Another big change: PBS has slashed the length of “Now” from one hour to 30 minutes, the result of ever-tightening budgets in public television.
What won’t change, Mr. Brancaccio said, is the serious tone that has distinguished the show from most of its counterparts on the commercial networks. Since its debut, “Now” has been one of the few TV news programs that would make broadcast legend Edward R. Murrow smile if he was still around.
“We’re trying to look at public policy and how it translates to the decisions people make around the kitchen table,” Mr.
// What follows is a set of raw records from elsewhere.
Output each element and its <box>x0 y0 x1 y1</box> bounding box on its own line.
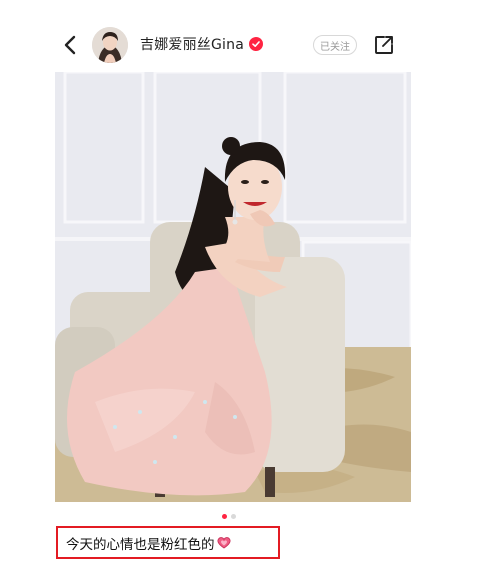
verified-badge-icon <box>249 37 263 51</box>
image-dot-active <box>222 514 227 519</box>
post-photo[interactable] <box>55 72 411 502</box>
back-chevron-icon[interactable] <box>60 33 82 57</box>
image-indicator <box>222 514 236 519</box>
author-avatar[interactable] <box>92 27 128 63</box>
share-icon[interactable] <box>373 34 395 56</box>
post-caption: 今天的心情也是粉红色的 <box>66 536 215 553</box>
author-name[interactable]: 吉娜爱丽丝Gina <box>140 34 244 54</box>
pink-heart-icon <box>216 537 231 549</box>
follow-button[interactable]: 已关注 <box>313 35 357 55</box>
image-dot <box>231 514 236 519</box>
caption-highlight-box: 今天的心情也是粉红色的 <box>56 526 280 559</box>
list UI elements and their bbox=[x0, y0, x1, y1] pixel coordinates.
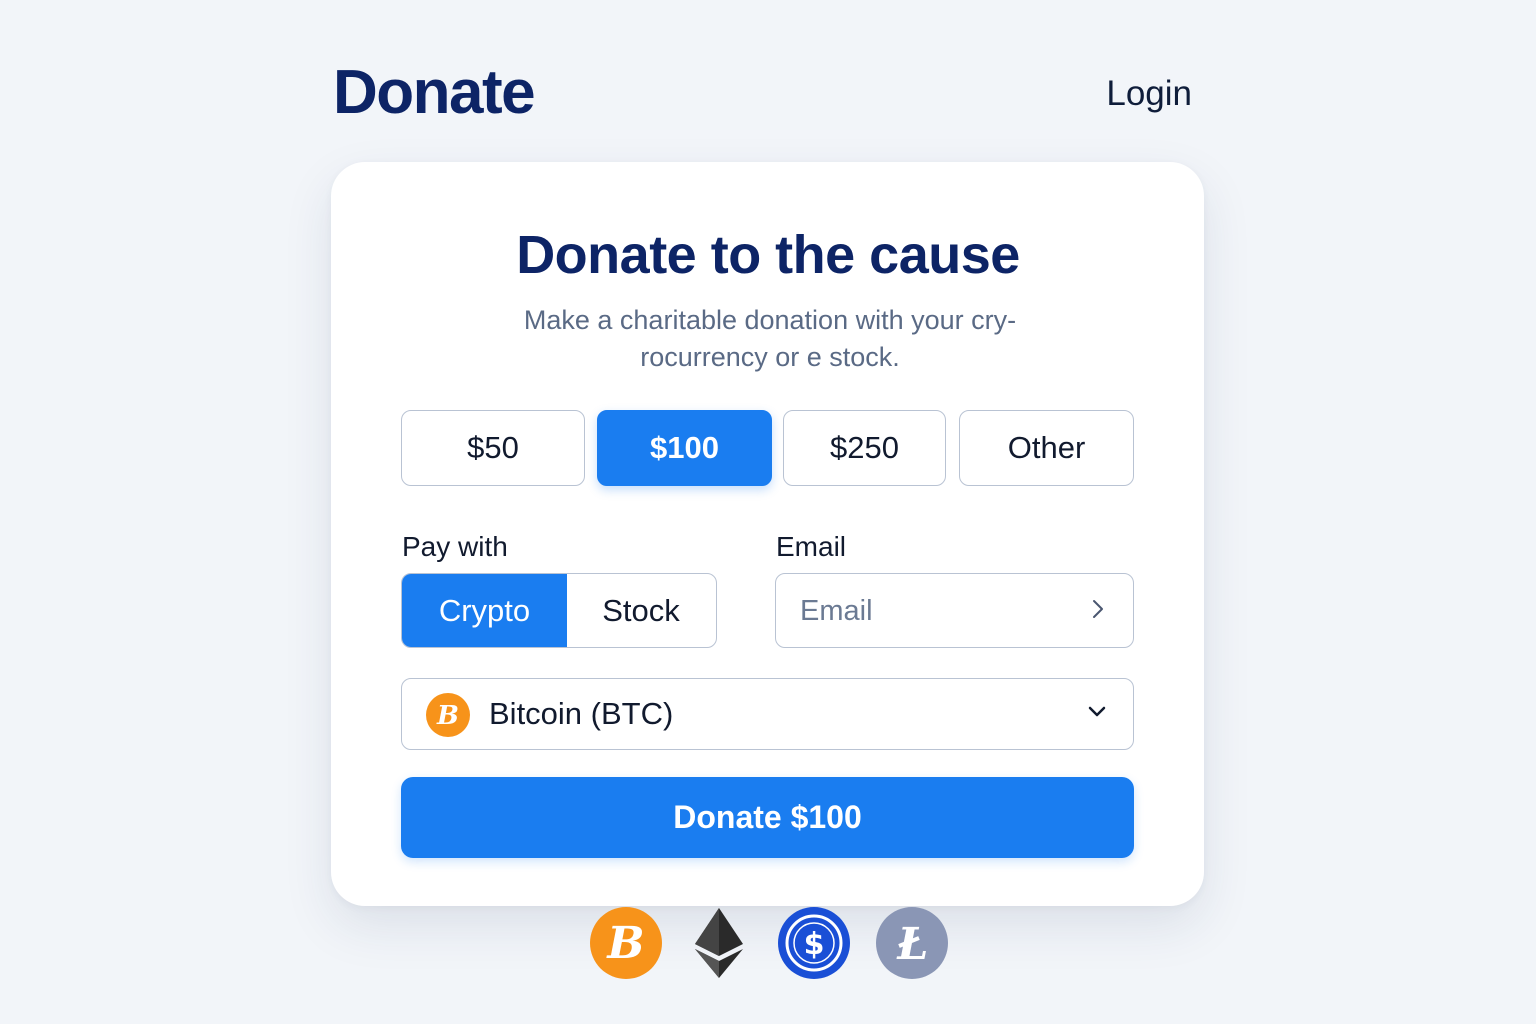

Brancaccio said.
This week’s edition, which will air in the Washington area Friday at 8:30 p.m. on WETA-TV (Channel 26), will feature the first extended television interview with David J. Graham, the Food and Drug Administration official who blew the whistle on the agency’s lax drug safety standards.
“Now” will also continue to track consolidation of the press, a pet project of Mr. Moyers and a story the commercial press has largely ignored.
“It’s the classic public broadcasting journalism story,” Mr. Brancaccio said. “It’s not going to get you a lot of attention at a bar — ‘Hey, guess what I’m working on? A piece about media consolidation’ — but it’s important.”
Reducing “Now” to 30 minutes means the show will do fewer stories, not shorter ones, Mr. Brancaccio said.
“If a piece was 18 minutes in ‘04, it will be 18 minutes in ‘05,” he said.
Mr. Brancaccio is a worthy heir to Mr. Moyers, whose thoughtful reporting made him the conscience of public broadcasting.
Before Mr. Moyers invited him to join “Now” two years ago, Mr. Brancaccio was the mellow-voiced host and senior editor of “Marketplace,” the inventive public radio business show.
The men grew close working together. Viewers would often see them chatting on the set as each edition of “Now” opened; those conversations weren’t rehearsed, Mr. Brancaccio said.
Mr. Brancaccio started his career in the early 1980s in the Washington area, where he worked as a traffic reporter at soft rock station WASH-FM (97.1). His ethnicity-free on-air name was David Anthony.
WMAL-AM (630) morning man Andy Parks — then that station’s traffic reporter — introduced Mr. Brancaccio to his wife, Mary, a WMAL assignment editor at the time. The couple now lives with their children in New York.
Mr. Brancaccio grew up worshipping at the electronic alter of Walter Cronkite, but he’s glad he didn’t wind up following in his footsteps at one of the commercial networks.
“They’ve been forced to spend so much time on human-interest stories. Sometimes you just want to know what’s going on in the world,” he said.
Walt Starling, the dean of local traffic reporters, died this week. He had suffered from colon cancer since the spring.
Mr. Starling, 52, parlayed a pilot’s license and a term paper on airborne traffic reporting into a career that covered more than 20 years and more than 2.2 million air miles, according to the Associated Press. He spent most of his career at 1,200 feet circling the Capital Beltway in a two-seat Cessna.
Mr. Starling reported on traffic for several local stations from 1974 until the mid-1990s. Most recently, he worked as a news writer at WRC-TV (Channel 4), the local NBC station.
Friends are planning a tribute in College Park Saturday to raise money for his medical bills.